Models for network dynamics: function, primitive elements and evolutionary bifurcation

February 01, 2019, Webb 1100

Mike Field

Rice University, Mathematics

Abstract

Motivated by problems in neuroscience (unsupervised learning) and decentralized control (for example, power and microgrids), we describe network models for the analysis of dynamics on functional adaptive networks.

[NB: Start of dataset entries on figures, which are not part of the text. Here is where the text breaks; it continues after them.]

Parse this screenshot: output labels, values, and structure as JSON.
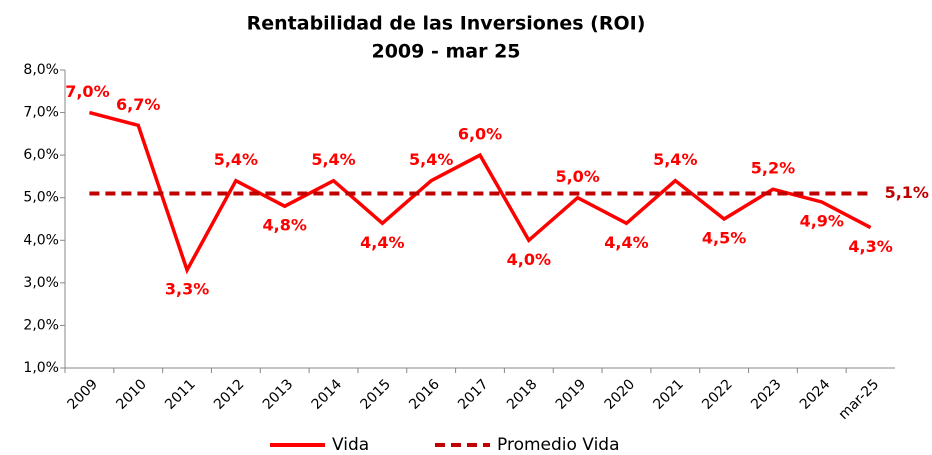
{
  "chart_data": {
    "type": "line",
    "title": "Rentabilidad de las Inversiones (ROI)",
    "subtitle": "2009 - mar 25",
    "categories": [
      "2009",
      "2010",
      "2011",
      "2012",
      "2013",
      "2014",
      "2015",
      "2016",
      "2017",
      "2018",
      "2019",
      "2020",
      "2021",
      "2022",
      "2023",
      "2024",
      "mar-25"
    ],
    "series": [
      {
        "name": "Vida",
        "color": "#ff0000",
        "style": "solid",
        "values": [
          7.0,
          6.7,
          3.3,
          5.4,
          4.8,
          5.4,
          4.4,
          5.4,
          6.0,
          4.0,
          5.0,
          4.4,
          5.4,
          4.5,
          5.2,
          4.9,
          4.3
        ],
        "value_labels": [
          "7,0%",
          "6,7%",
          "3,3%",
          "5,4%",
          "4,8%",
          "5,4%",
          "4,4%",
          "5,4%",
          "6,0%",
          "4,0%",
          "5,0%",
          "4,4%",
          "5,4%",
          "4,5%",
          "5,2%",
          "4,9%",
          "4,3%"
        ]
      },
      {
        "name": "Promedio Vida",
        "color": "#c00000",
        "style": "dashed",
        "values": [
          5.1,
          5.1,
          5.1,
          5.1,
          5.1,
          5.1,
          5.1,
          5.1,
          5.1,
          5.1,
          5.1,
          5.1,
          5.1,
          5.1,
          5.1,
          5.1,
          5.1
        ],
        "value_labels": [
          null,
          null,
          null,
          null,
          null,
          null,
          null,
          null,
          null,
          null,
          null,
          null,
          null,
          null,
          null,
          null,
          "5,1%"
        ]
      }
    ],
    "ylim": [
      1,
      8
    ],
    "yticks": [
      {
        "value": 1,
        "label": "1,0%"
      },
      {
        "value": 2,
        "label": "2,0%"
      },
      {
        "value": 3,
        "label": "3,0%"
      },
      {
        "value": 4,
        "label": "4,0%"
      },
      {
        "value": 5,
        "label": "5,0%"
      },
      {
        "value": 6,
        "label": "6,0%"
      },
      {
        "value": 7,
        "label": "7,0%"
      },
      {
        "value": 8,
        "label": "8,0%"
      }
    ],
    "grid": false,
    "legend": "bottom"
  }
}
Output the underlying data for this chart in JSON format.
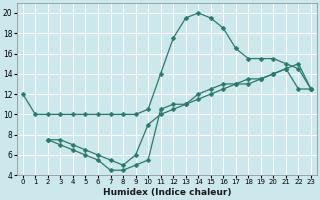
{
  "xlabel": "Humidex (Indice chaleur)",
  "bg_color": "#cde8ec",
  "grid_color": "#ffffff",
  "line_color": "#2a7a6a",
  "marker_color": "#2a7a6a",
  "xlim": [
    -0.5,
    23.5
  ],
  "ylim": [
    4,
    21
  ],
  "xticks": [
    0,
    1,
    2,
    3,
    4,
    5,
    6,
    7,
    8,
    9,
    10,
    11,
    12,
    13,
    14,
    15,
    16,
    17,
    18,
    19,
    20,
    21,
    22,
    23
  ],
  "yticks": [
    4,
    6,
    8,
    10,
    12,
    14,
    16,
    18,
    20
  ],
  "series1_x": [
    0,
    1,
    2,
    3,
    4,
    5,
    6,
    7,
    8,
    9,
    10,
    11,
    12,
    13,
    14,
    15,
    16,
    17,
    18,
    19,
    20,
    21,
    22,
    23
  ],
  "series1_y": [
    12,
    10,
    10,
    10,
    10,
    10,
    10,
    10,
    10,
    10,
    10.5,
    14,
    17.5,
    19.5,
    20,
    19.5,
    18.5,
    16.5,
    15.5,
    15.5,
    15.5,
    15.0,
    14.5,
    12.5
  ],
  "series2_x": [
    2,
    3,
    4,
    5,
    6,
    7,
    8,
    9,
    10,
    11,
    12,
    13,
    14,
    15,
    16,
    17,
    18,
    19,
    20,
    21,
    22,
    23
  ],
  "series2_y": [
    7.5,
    7,
    6.5,
    6,
    5.5,
    4.5,
    4.5,
    5,
    5.5,
    10.5,
    11,
    11,
    12,
    12.5,
    13,
    13,
    13.5,
    13.5,
    14,
    14.5,
    12.5,
    12.5
  ],
  "series3_x": [
    2,
    3,
    4,
    5,
    6,
    7,
    8,
    9,
    10,
    11,
    12,
    13,
    14,
    15,
    16,
    17,
    18,
    19,
    20,
    21,
    22,
    23
  ],
  "series3_y": [
    7.5,
    7.5,
    7,
    6.5,
    6,
    5.5,
    5,
    6,
    9,
    10,
    10.5,
    11,
    11.5,
    12,
    12.5,
    13,
    13,
    13.5,
    14,
    14.5,
    15,
    12.5
  ]
}
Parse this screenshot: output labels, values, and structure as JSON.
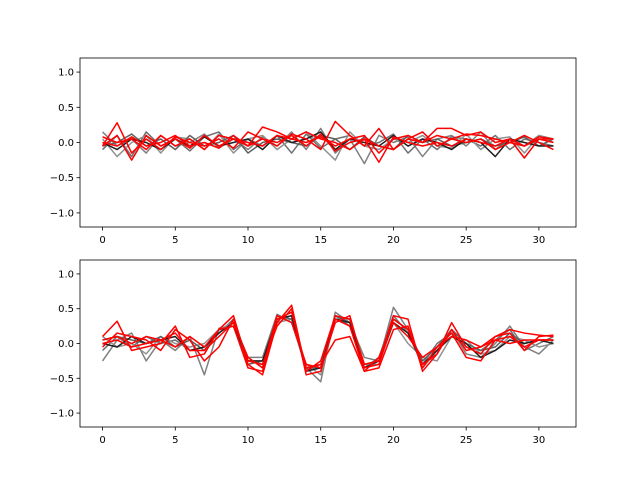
{
  "chart_data": [
    {
      "type": "line",
      "xlim": [
        -1.55,
        32.55
      ],
      "ylim": [
        -1.2,
        1.2
      ],
      "xticks": [
        0,
        5,
        10,
        15,
        20,
        25,
        30
      ],
      "yticks": [
        -1.0,
        -0.5,
        0.0,
        0.5,
        1.0
      ],
      "xtick_labels": [
        "0",
        "5",
        "10",
        "15",
        "20",
        "25",
        "30"
      ],
      "ytick_labels": [
        "−1.0",
        "−0.5",
        "0.0",
        "0.5",
        "1.0"
      ],
      "grid": false,
      "x": [
        0,
        1,
        2,
        3,
        4,
        5,
        6,
        7,
        8,
        9,
        10,
        11,
        12,
        13,
        14,
        15,
        16,
        17,
        18,
        19,
        20,
        21,
        22,
        23,
        24,
        25,
        26,
        27,
        28,
        29,
        30,
        31
      ],
      "series": [
        {
          "color": "#808080",
          "values": [
            0.15,
            -0.05,
            0.05,
            -0.15,
            0.1,
            -0.05,
            0.0,
            0.12,
            -0.08,
            0.05,
            -0.1,
            0.08,
            -0.05,
            0.15,
            -0.1,
            0.2,
            -0.15,
            0.05,
            -0.3,
            0.1,
            0.0,
            0.08,
            -0.2,
            0.05,
            0.1,
            -0.05,
            0.15,
            -0.1,
            0.05,
            -0.05,
            0.1,
            0.05
          ]
        },
        {
          "color": "#707070",
          "values": [
            -0.1,
            0.1,
            -0.2,
            0.15,
            -0.05,
            0.05,
            -0.12,
            0.08,
            0.15,
            -0.1,
            0.05,
            -0.05,
            0.1,
            -0.15,
            0.12,
            -0.08,
            0.05,
            0.1,
            -0.05,
            0.0,
            0.12,
            -0.15,
            0.05,
            -0.1,
            0.08,
            0.05,
            -0.05,
            0.1,
            -0.1,
            0.05,
            0.0,
            -0.05
          ]
        },
        {
          "color": "#909090",
          "values": [
            0.05,
            -0.2,
            0.0,
            0.1,
            -0.15,
            0.08,
            0.05,
            -0.1,
            0.12,
            -0.15,
            0.05,
            0.1,
            -0.1,
            0.05,
            0.15,
            -0.05,
            -0.25,
            0.15,
            -0.05,
            -0.1,
            0.05,
            0.0,
            0.1,
            -0.05,
            -0.08,
            0.12,
            -0.1,
            0.05,
            0.08,
            -0.15,
            0.1,
            0.0
          ]
        },
        {
          "color": "#606060",
          "values": [
            -0.05,
            0.0,
            0.12,
            -0.05,
            0.05,
            -0.1,
            0.1,
            -0.05,
            0.0,
            0.1,
            -0.15,
            0.0,
            0.05,
            0.0,
            -0.05,
            0.1,
            0.05,
            -0.1,
            0.08,
            -0.05,
            -0.1,
            0.1,
            0.0,
            0.05,
            -0.05,
            0.0,
            0.05,
            -0.05,
            0.0,
            0.08,
            -0.05,
            0.05
          ]
        },
        {
          "color": "#202020",
          "values": [
            0.0,
            -0.1,
            0.05,
            0.0,
            -0.1,
            0.05,
            -0.05,
            0.08,
            -0.05,
            0.0,
            0.05,
            -0.1,
            0.1,
            0.0,
            0.05,
            0.15,
            -0.1,
            0.05,
            0.0,
            -0.05,
            0.1,
            -0.05,
            0.05,
            0.0,
            -0.1,
            0.05,
            0.0,
            -0.2,
            0.05,
            0.0,
            -0.05,
            -0.05
          ]
        },
        {
          "color": "#ff0000",
          "values": [
            -0.05,
            0.28,
            -0.15,
            0.05,
            -0.1,
            0.08,
            0.0,
            -0.05,
            0.05,
            -0.08,
            0.15,
            0.05,
            -0.05,
            0.12,
            0.05,
            -0.1,
            0.3,
            0.1,
            -0.05,
            0.2,
            -0.1,
            0.05,
            0.0,
            0.2,
            0.2,
            0.1,
            0.15,
            0.0,
            0.05,
            -0.05,
            0.08,
            0.05
          ]
        },
        {
          "color": "#ff0000",
          "values": [
            0.08,
            0.0,
            0.05,
            -0.1,
            0.1,
            -0.05,
            0.05,
            -0.1,
            0.1,
            0.05,
            -0.05,
            0.22,
            0.15,
            0.05,
            0.0,
            0.08,
            -0.05,
            0.05,
            0.1,
            -0.15,
            0.05,
            0.1,
            0.0,
            0.1,
            0.05,
            0.12,
            0.1,
            0.05,
            0.0,
            -0.05,
            0.05,
            0.0
          ]
        },
        {
          "color": "#ff0000",
          "values": [
            -0.05,
            0.1,
            -0.25,
            0.1,
            -0.05,
            0.05,
            -0.08,
            0.1,
            -0.05,
            0.05,
            0.0,
            -0.05,
            0.1,
            0.05,
            0.15,
            0.05,
            0.0,
            -0.1,
            0.05,
            -0.28,
            0.08,
            0.0,
            -0.05,
            0.0,
            -0.05,
            0.05,
            0.0,
            -0.05,
            0.05,
            -0.22,
            0.05,
            0.05
          ]
        },
        {
          "color": "#ff0000",
          "values": [
            0.0,
            -0.05,
            0.08,
            -0.05,
            0.0,
            0.1,
            -0.05,
            0.0,
            -0.08,
            0.1,
            -0.05,
            0.05,
            0.0,
            0.1,
            -0.05,
            0.12,
            -0.12,
            0.0,
            0.05,
            -0.05,
            -0.1,
            0.05,
            0.15,
            -0.05,
            0.05,
            0.0,
            0.05,
            -0.1,
            0.0,
            0.1,
            0.0,
            -0.1
          ]
        }
      ]
    },
    {
      "type": "line",
      "xlim": [
        -1.55,
        32.55
      ],
      "ylim": [
        -1.2,
        1.2
      ],
      "xticks": [
        0,
        5,
        10,
        15,
        20,
        25,
        30
      ],
      "yticks": [
        -1.0,
        -0.5,
        0.0,
        0.5,
        1.0
      ],
      "xtick_labels": [
        "0",
        "5",
        "10",
        "15",
        "20",
        "25",
        "30"
      ],
      "ytick_labels": [
        "−1.0",
        "−0.5",
        "0.0",
        "0.5",
        "1.0"
      ],
      "grid": false,
      "x": [
        0,
        1,
        2,
        3,
        4,
        5,
        6,
        7,
        8,
        9,
        10,
        11,
        12,
        13,
        14,
        15,
        16,
        17,
        18,
        19,
        20,
        21,
        22,
        23,
        24,
        25,
        26,
        27,
        28,
        29,
        30,
        31
      ],
      "series": [
        {
          "color": "#808080",
          "values": [
            -0.25,
            0.05,
            0.15,
            -0.25,
            0.05,
            -0.1,
            0.1,
            -0.45,
            0.22,
            0.25,
            -0.2,
            -0.2,
            0.42,
            0.3,
            -0.35,
            -0.55,
            0.45,
            0.3,
            -0.2,
            -0.25,
            0.52,
            0.2,
            -0.35,
            -0.1,
            0.2,
            -0.15,
            -0.2,
            0.0,
            0.25,
            -0.05,
            -0.15,
            0.05
          ]
        },
        {
          "color": "#707070",
          "values": [
            -0.1,
            0.1,
            -0.05,
            0.1,
            0.0,
            0.05,
            -0.1,
            -0.05,
            0.15,
            0.35,
            -0.25,
            -0.3,
            0.35,
            0.4,
            -0.4,
            -0.3,
            0.4,
            0.25,
            -0.35,
            -0.2,
            0.4,
            0.15,
            -0.3,
            0.0,
            0.15,
            -0.05,
            -0.1,
            0.05,
            0.2,
            -0.1,
            0.0,
            0.1
          ]
        },
        {
          "color": "#909090",
          "values": [
            0.1,
            -0.05,
            0.0,
            -0.15,
            0.1,
            0.0,
            -0.05,
            0.0,
            0.2,
            0.3,
            -0.2,
            -0.35,
            0.3,
            0.35,
            -0.3,
            -0.45,
            0.35,
            0.35,
            -0.3,
            -0.3,
            0.3,
            0.0,
            -0.2,
            -0.25,
            0.1,
            0.05,
            -0.15,
            -0.1,
            0.1,
            0.05,
            -0.05,
            0.0
          ]
        },
        {
          "color": "#606060",
          "values": [
            0.05,
            0.1,
            0.05,
            0.0,
            0.1,
            -0.05,
            0.05,
            -0.1,
            0.2,
            0.25,
            -0.3,
            -0.25,
            0.4,
            0.35,
            -0.35,
            -0.35,
            0.4,
            0.3,
            -0.3,
            -0.25,
            0.35,
            0.2,
            -0.25,
            -0.05,
            0.2,
            0.0,
            -0.1,
            -0.05,
            0.15,
            0.0,
            0.05,
            0.05
          ]
        },
        {
          "color": "#202020",
          "values": [
            0.0,
            -0.05,
            0.1,
            0.0,
            0.05,
            0.1,
            -0.1,
            -0.05,
            0.15,
            0.3,
            -0.25,
            -0.25,
            0.35,
            0.4,
            -0.4,
            -0.35,
            0.35,
            0.3,
            -0.35,
            -0.25,
            0.3,
            0.15,
            -0.3,
            -0.1,
            0.1,
            0.0,
            -0.2,
            -0.1,
            0.05,
            0.0,
            0.05,
            0.0
          ]
        },
        {
          "color": "#ff0000",
          "values": [
            0.1,
            0.32,
            -0.1,
            -0.05,
            0.0,
            0.25,
            -0.2,
            -0.15,
            0.2,
            0.4,
            -0.3,
            -0.45,
            0.3,
            0.55,
            -0.4,
            -0.25,
            0.4,
            0.35,
            -0.3,
            -0.25,
            0.4,
            0.35,
            -0.4,
            -0.15,
            0.3,
            -0.05,
            -0.15,
            0.1,
            0.15,
            -0.1,
            0.1,
            0.12
          ]
        },
        {
          "color": "#ff0000",
          "values": [
            -0.05,
            0.15,
            0.1,
            0.05,
            -0.1,
            0.2,
            0.05,
            -0.25,
            -0.05,
            0.35,
            -0.25,
            -0.3,
            0.25,
            0.5,
            -0.45,
            -0.4,
            0.35,
            0.25,
            -0.4,
            -0.35,
            0.2,
            0.25,
            -0.35,
            -0.05,
            0.15,
            -0.2,
            -0.25,
            0.05,
            0.0,
            0.05,
            0.05,
            0.05
          ]
        },
        {
          "color": "#ff0000",
          "values": [
            0.05,
            0.1,
            0.0,
            0.1,
            0.05,
            -0.05,
            0.1,
            -0.05,
            0.2,
            0.25,
            -0.35,
            -0.4,
            0.35,
            0.45,
            -0.35,
            -0.3,
            0.05,
            0.1,
            -0.4,
            -0.2,
            0.3,
            0.1,
            -0.2,
            -0.05,
            0.1,
            0.05,
            -0.05,
            0.1,
            0.2,
            0.15,
            0.12,
            0.1
          ]
        },
        {
          "color": "#ff0000",
          "values": [
            0.0,
            0.05,
            -0.05,
            0.0,
            0.05,
            0.15,
            -0.1,
            -0.1,
            0.1,
            0.3,
            -0.2,
            -0.35,
            0.4,
            0.3,
            -0.3,
            -0.35,
            0.3,
            0.4,
            -0.35,
            -0.3,
            0.35,
            0.2,
            -0.3,
            -0.15,
            0.2,
            -0.1,
            -0.05,
            0.05,
            0.1,
            -0.05,
            0.05,
            0.05
          ]
        }
      ]
    }
  ]
}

Dynamics is typically piecewise smooth and we illustrate some of the phenomena that can occur, using both synchronous and asynchronous network structures, as well as describe the notion of an 'evolutionary' bifurcation induced by a change in network topology.

Speaker's Bio

Michael Field received the BA degree in mathematics from Cambridge University in 1967, the MA in 1968, and the PhD degree in mathematics from Warwick University (UK) in 1970.He has held permanent positions at the University of Warwick (UK), University of Sydney (Australia), and the University of Houston as well as many visiting positions. More recently he was a Marie Curie International Fellow at Imperial College (2014-2016) after which he was a Senior Research Investigator at Imperial until his return to the USA in 2018. Currently his affiliation is with Rice University (since 2012). Field's research has mainly been in dynamical systems with a focus on bifurcation and symmetry and, more recently, on network dynamics, asynchronous networks and nonsmooth dynamics, with applications to unsupervised learning (neuroscience) and decentralized control (power and microgrids).